Impact of anthropogenic pressures and long-term climate changes on the trophic state of Lake Garda (Northern Italy): a multidisciplinary assessment

Eutrophication still represents the main anthropogenic impact affecting the biological communities and water quality in the group of the large and deep lakes south of the Alps. Nevertheless, through the control of deep mixing dynamics and spring fertilization of surface layers, climate fluctuations further contribute to finely tune the year-to-year variations in phytoplankton structure and development of toxic cyanobacteria. The understanding of the complex functioning mechanisms controlling trophic status and implications for the use of water resources require an integrated approach, with a combination of different expertises linked to the different levels of ecosystem biocomplexity. In Lake Garda, since the 1970s mean annual concentrations of total phosphorus in the whole water column increased from ca. 10 µg/L to 18-20 µg/L. The original oligotrophic status of the lake was confirmed by paleolimnological analyses. On the decadal scale, the increase in trophic status was paralleled by a stronger development of cyanobacteria. At the annual temporal scale, cyanobacteria showed a strong dependence from the surface spring availability of TP. In turn, spring nutrient replenishment was related to deep mixing dynamics and specific large-scale atmospheric circulation patterns in the Mediterranean region.
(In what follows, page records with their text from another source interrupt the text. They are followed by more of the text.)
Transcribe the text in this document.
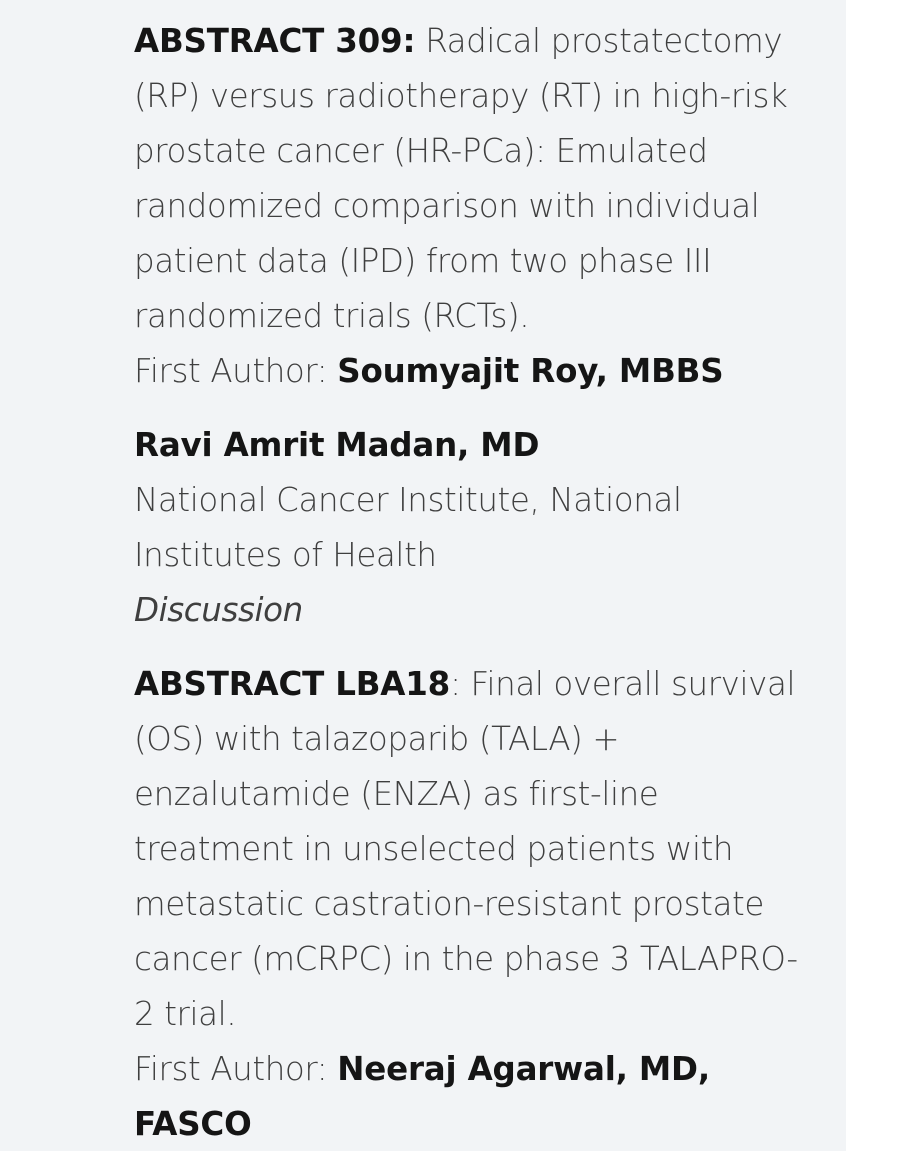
ABSTRACT 309: Radical prostatectomy (RP) versus radiotherapy (RT) in high-risk prostate cancer (HR-PCa): Emulated randomized comparison with individual patient data (IPD) from two phase III randomized trials (RCTs).

First Author: Soumyajit Roy, MBBS

Ravi Amrit Madan, MD

National Cancer Institute, National Institutes of Health

Discussion

ABSTRACT LBA18: Final overall survival (OS) with talazoparib (TALA) + enzalutamide (ENZA) as first-line treatment in unselected patients with metastatic castration-resistant prostate cancer (mCRPC) in the phase 3 TALAPRO-2 trial.

First Author: Neeraj Agarwal, MD, FASCO
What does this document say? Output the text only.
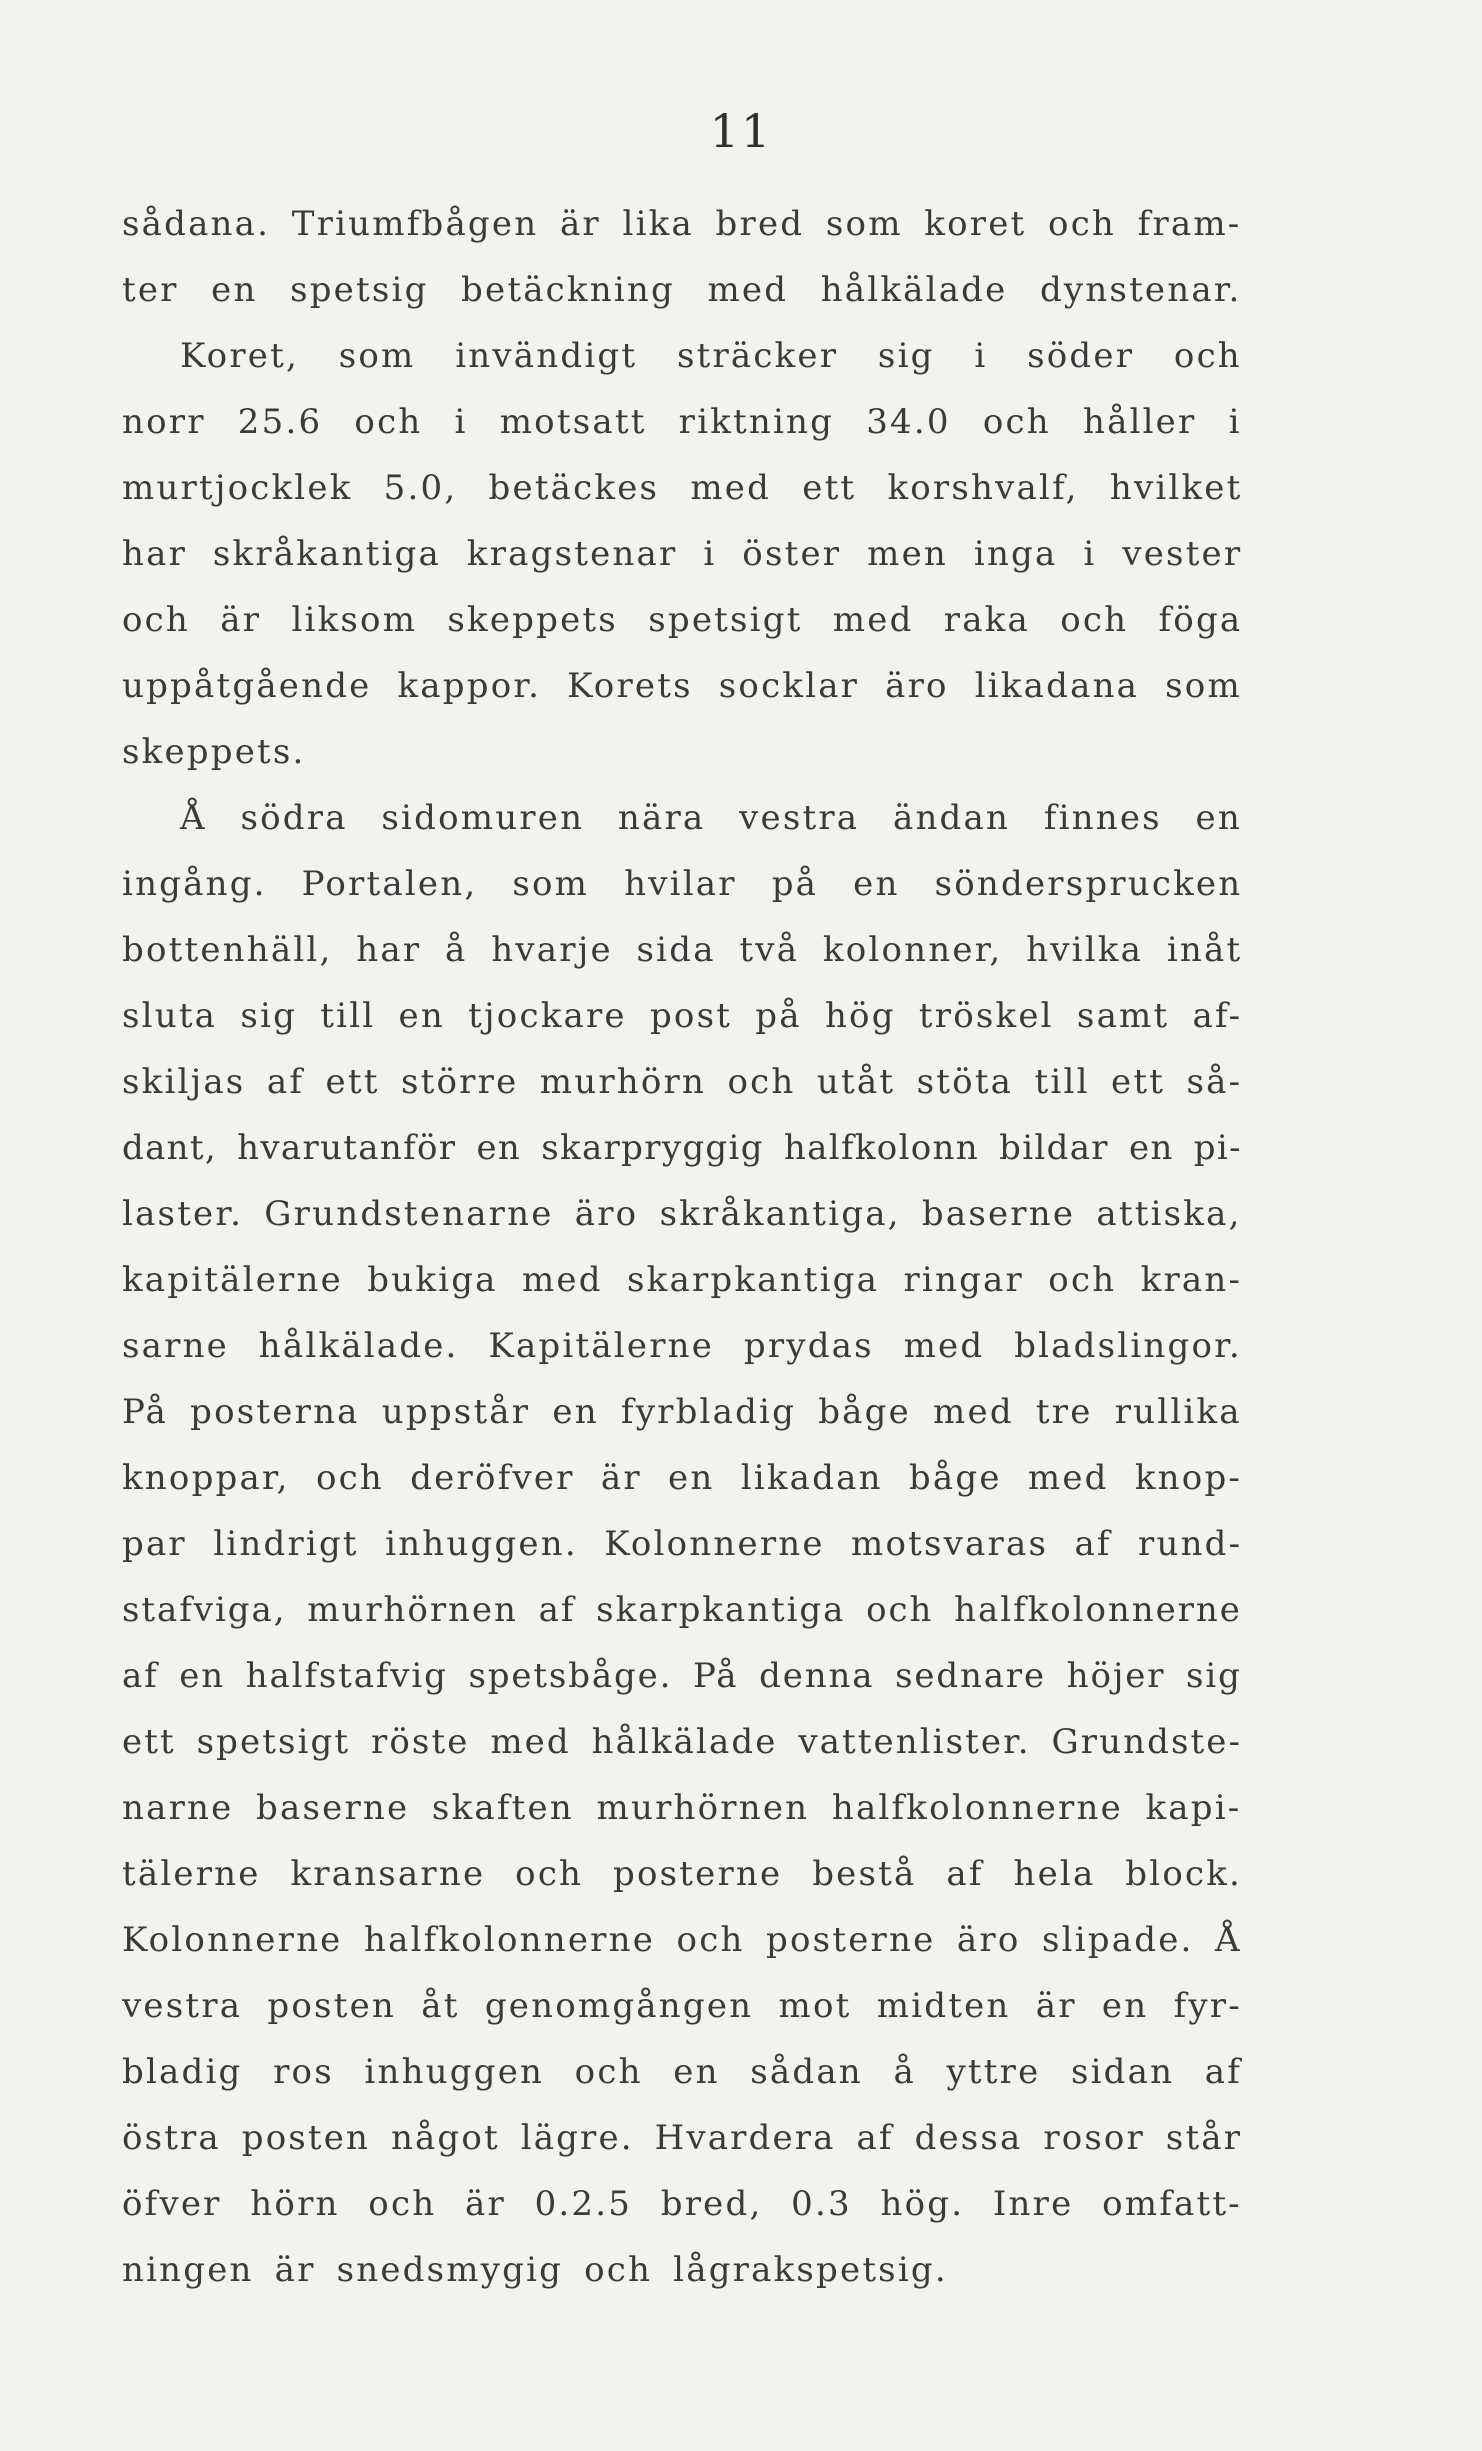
11
sådana. Triumfbågen är lika bred som koret och fram-
ter en spetsig betäckning med hålkälade dynstenar.
Koret, som invändigt sträcker sig i söder och
norr 25.6 och i motsatt riktning 34.0 och håller i
murtjocklek 5.0, betäckes med ett korshvalf, hvilket
har skråkantiga kragstenar i öster men inga i vester
och är liksom skeppets spetsigt med raka och föga
uppåtgående kappor. Korets socklar äro likadana som
skeppets.
Å södra sidomuren nära vestra ändan finnes en
ingång. Portalen, som hvilar på en söndersprucken
bottenhäll, har å hvarje sida två kolonner, hvilka inåt
sluta sig till en tjockare post på hög tröskel samt af-
skiljas af ett större murhörn och utåt stöta till ett så-
dant, hvarutanför en skarpryggig halfkolonn bildar en pi-
laster. Grundstenarne äro skråkantiga, baserne attiska,
kapitälerne bukiga med skarpkantiga ringar och kran-
sarne hålkälade. Kapitälerne prydas med bladslingor.
På posterna uppstår en fyrbladig båge med tre rullika
knoppar, och deröfver är en likadan båge med knop-
par lindrigt inhuggen. Kolonnerne motsvaras af rund-
stafviga, murhörnen af skarpkantiga och halfkolonnerne
af en halfstafvig spetsbåge. På denna sednare höjer sig
ett spetsigt röste med hålkälade vattenlister. Grundste-
narne baserne skaften murhörnen halfkolonnerne kapi-
tälerne kransarne och posterne bestå af hela block.
Kolonnerne halfkolonnerne och posterne äro slipade. Å
vestra posten åt genomgången mot midten är en fyr-
bladig ros inhuggen och en sådan å yttre sidan af
östra posten något lägre. Hvardera af dessa rosor står
öfver hörn och är 0.2.5 bred, 0.3 hög. Inre omfatt-
ningen är snedsmygig och lågrakspetsig.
The relationships between teleconnection indices and the thermal characteristics of Lake Garda were evaluated also making use of remote sensing (MODIS and Envisat satellites). Finally, genetic and metabolomic analyses allowed a clear characterization of the dominant species (mainly Planktothrix rubescens), as well as the identification, by PCR and Real-Time qPCR, of microcystin and anatoxin producing genotypes.